A space-fractional cable equation for the propagation of action potentials in myelinated neurons

TL;DR

This paper introduces a space-fractional cable equation to model the propagation of action potentials in myelinated neurons, accounting for non-local effects influencing neural signal transmission.

Contribution

It proposes a novel space-fractional mathematical model for action potential propagation in myelinated neurons, incorporating non-local effects.

Findings

Non-local effects significantly influence membrane potential distribution.

Numerical simulations demonstrate the impact of fractional derivatives on signal propagation.

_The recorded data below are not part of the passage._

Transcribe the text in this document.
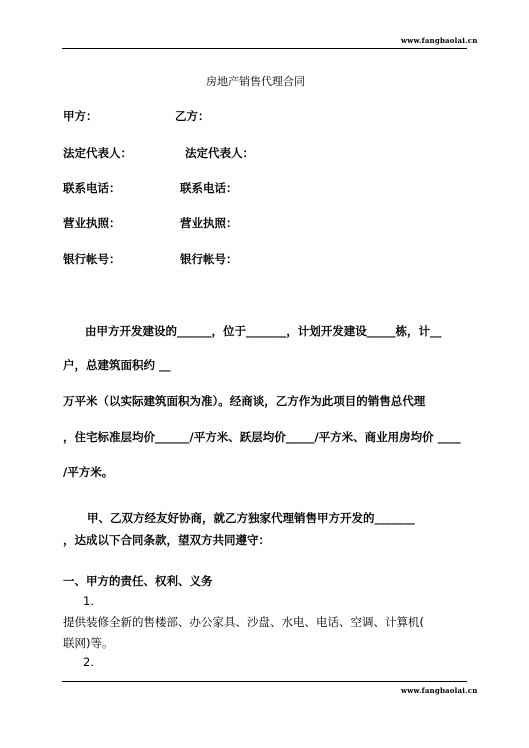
www.fangbaolai.cn
房地产销售代理合同
甲方：	乙方：
法定代表人：	法定代表人：
联系电话：	联系电话：
营业执照：	营业执照：
银行帐号：	银行帐号：
由甲方开发建设的______，位于_______，计划开发建设_____栋，计__
户，总建筑面积约 __
万平米（以实际建筑面积为准）。经商谈，乙方作为此项目的销售总代理
，住宅标准层均价______/平方米、跃层均价_____/平方米、商业用房均价 ____
/平方米。
甲、乙双方经友好协商，就乙方独家代理销售甲方开发的_______
，达成以下合同条款，望双方共同遵守：
一、甲方的责任、权利、义务
1.
提供装修全新的售楼部、办公家具、沙盘、水电、电话、空调、计算机(
联网)等。
2.
www.fangbaolai.cn
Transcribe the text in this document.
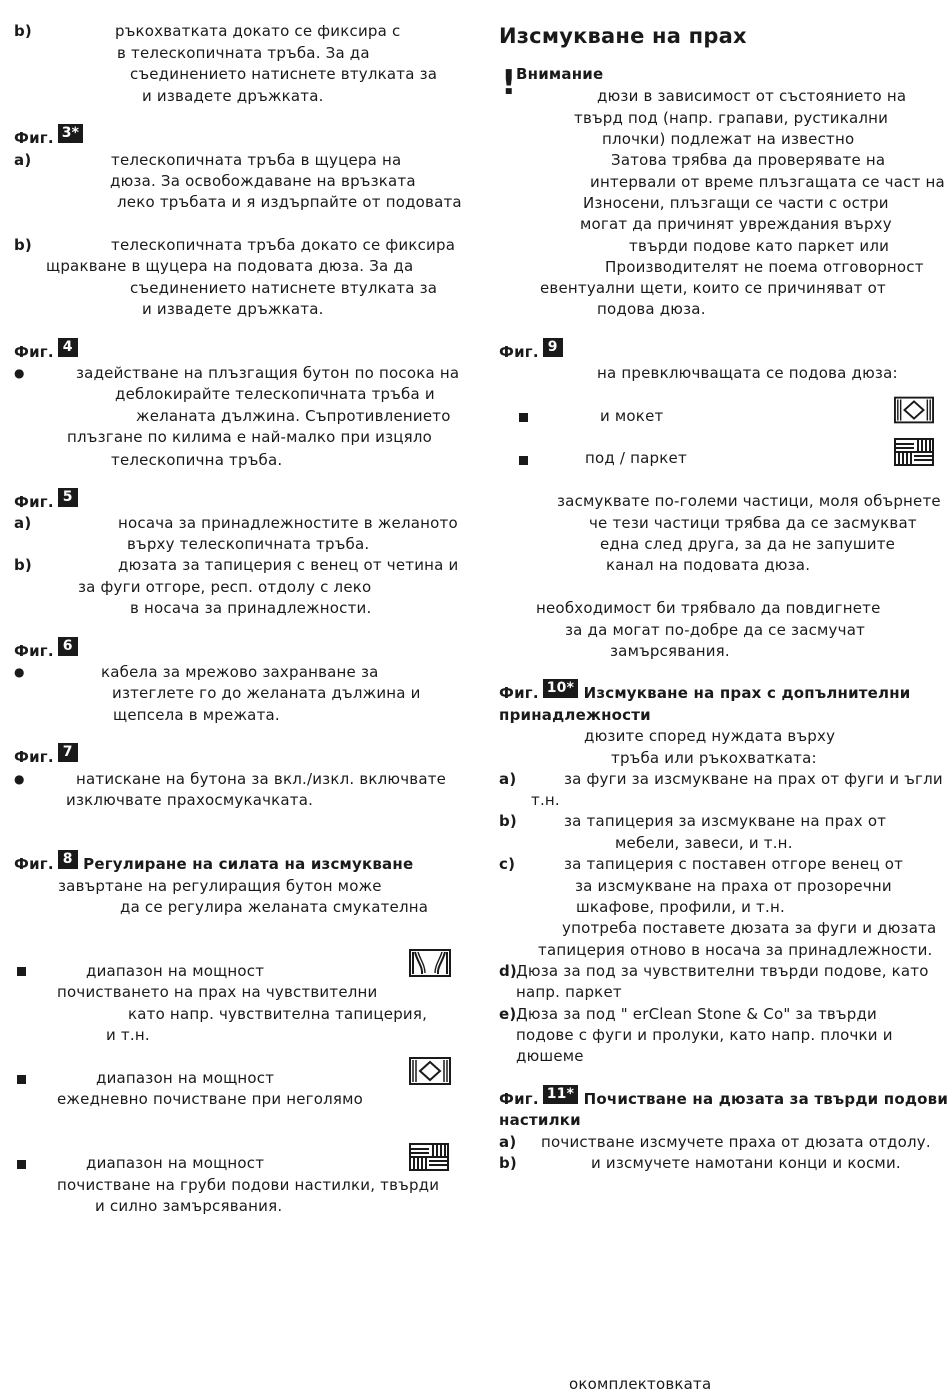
b)	ръкохватката докато се фиксира с
в телескопичната тръба. За да
съединението натиснете втулката за
и извадете дръжката.
Фиг. 3*
a)	телескопичната тръба в щуцера на
дюза. За освобождаване на връзката
леко тръбата и я издърпайте от подовата
b)	телескопичната тръба докато се фиксира
щракване в щуцера на подовата дюза. За да
съединението натиснете втулката за
и извадете дръжката.
Фиг. 4
●	задействане на плъзгащия бутон по посока на
деблокирайте телескопичната тръба и
желаната дължина. Съпротивлението
плъзгане по килима е най-малко при изцяло
телескопична тръба.
Фиг. 5
a)	носача за принадлежностите в желаното
върху телескопичната тръба.
b)	дюзата за тапицерия с венец от четина и
за фуги отгоре, респ. отдолу с леко
в носача за принадлежности.
Фиг. 6
●	кабела за мрежово захранване за
изтеглете го до желаната дължина и
щепсела в мрежата.
Фиг. 7
●	натискане на бутона за вкл./изкл. включвате
изключвате прахосмукачката.
Фиг. 8 Регулиране на силата на изсмукване
завъртане на регулиращия бутон може
да се регулира желаната смукателна
диапазон на мощност
почистването на прах на чувствителни
като напр. чувствителна тапицерия,
и т.н.
диапазон на мощност
ежедневно почистване при неголямо
диапазон на мощност
почистване на груби подови настилки, твърди
и силно замърсявания.
Изсмукване на прах
! Внимание
дюзи в зависимост от състоянието на
твърд под (напр. грапави, рустикални
плочки) подлежат на известно
Затова трябва да проверявате на
интервали от време плъзгащата се част на
Износени, плъзгащи се части с остри
могат да причинят увреждания върху
твърди подове като паркет или
Производителят не поема отговорност
евентуални щети, които се причиняват от
подова дюза.
Фиг. 9
на превключващата се подова дюза:
и мокет
под / паркет
засмуквате по-големи частици, моля обърнете
че тези частици трябва да се засмукват
една след друга, за да не запушите
канал на подовата дюза.
необходимост би трябвало да повдигнете
за да могат по-добре да се засмучат
замърсявания.
Фиг. 10* Изсмукване на прах с допълнителни
принадлежности
дюзите според нуждата върху
тръба или ръкохватката:
a)	за фуги за изсмукване на прах от фуги и ъгли
т.н.
b)	за тапицерия за изсмукване на прах от
мебели, завеси, и т.н.
c)	за тапицерия с поставен отгоре венец от
за изсмукване на праха от прозоречни
шкафове, профили, и т.н.
употреба поставете дюзата за фуги и дюзата
тапицерия отново в носача за принадлежности.
d) Дюза за под за чувствителни твърди подове, като
напр. паркет
e) Дюза за под " erClean Stone & Co" за твърди
подове с фуги и пролуки, като напр. плочки и
дюшеме
Фиг. 11* Почистване на дюзата за твърди подови
настилки
a) почистване изсмучете праха от дюзата отдолу.
b)	и изсмучете намотани конци и косми.
окомплектовката
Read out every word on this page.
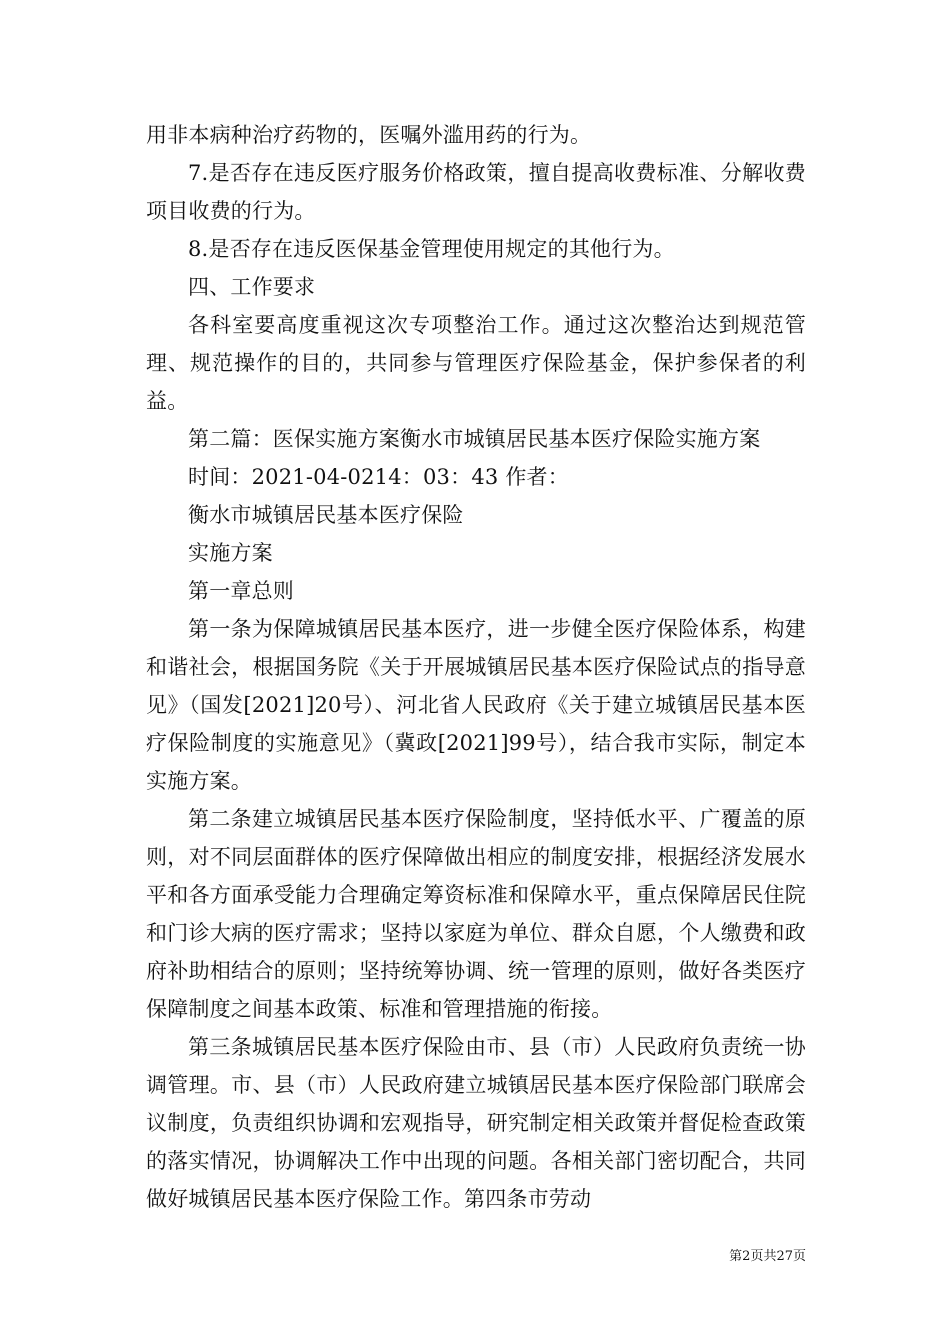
用非本病种治疗药物的，医嘱外滥用药的行为。

7.是否存在违反医疗服务价格政策，擅自提高收费标准、分解收费项目收费的行为。

8.是否存在违反医保基金管理使用规定的其他行为。

四、工作要求

各科室要高度重视这次专项整治工作。通过这次整治达到规范管理、规范操作的目的，共同参与管理医疗保险基金，保护参保者的利益。

第二篇：医保实施方案衡水市城镇居民基本医疗保险实施方案

时间：2021-04-0214：03：43 作者：

衡水市城镇居民基本医疗保险

实施方案

第一章总则

第一条为保障城镇居民基本医疗，进一步健全医疗保险体系，构建和谐社会，根据国务院《关于开展城镇居民基本医疗保险试点的指导意见》（国发[2021]20号）、河北省人民政府《关于建立城镇居民基本医疗保险制度的实施意见》（冀政[2021]99号），结合我市实际，制定本实施方案。

第二条建立城镇居民基本医疗保险制度，坚持低水平、广覆盖的原则，对不同层面群体的医疗保障做出相应的制度安排，根据经济发展水平和各方面承受能力合理确定筹资标准和保障水平，重点保障居民住院和门诊大病的医疗需求；坚持以家庭为单位、群众自愿，个人缴费和政府补助相结合的原则；坚持统筹协调、统一管理的原则，做好各类医疗保障制度之间基本政策、标准和管理措施的衔接。

第三条城镇居民基本医疗保险由市、县（市）人民政府负责统一协调管理。市、县（市）人民政府建立城镇居民基本医疗保险部门联席会议制度，负责组织协调和宏观指导，研究制定相关政策并督促检查政策的落实情况，协调解决工作中出现的问题。各相关部门密切配合，共同做好城镇居民基本医疗保险工作。第四条市劳动

第2页共27页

The model provides new insights into the complex biophysical processes in myelinated neurons.

Abstract

Myelinated neurons are characterized by the presence of myelin, a multilaminated wrapping around the axons formed by specialized neuroglial cells. Myelin acts as an electrical insulator and therefore, in myelinated neurons, the action potentials do not propagate within the axons but happen only at the nodes of Ranvier which are gaps in the axonal myelination. Recent advancements in brain science have shown that the shapes, timings, and propagation speeds of these so-called saltatory action potentials are controlled by various biochemical interactions among neurons, glial cells, and the extracellular space. Given the complexity of brain's structure and processes, the work hypothesis made in this paper is that non-local effects are involved in the optimal propagation of action potentials. A space-fractional cable equation for the action potentials propagation in myelinated neurons is proposed that involves spatial derivatives of fractional order. The effects of non-locality on the distribution of the membrane potential are investigated using numerical simulations.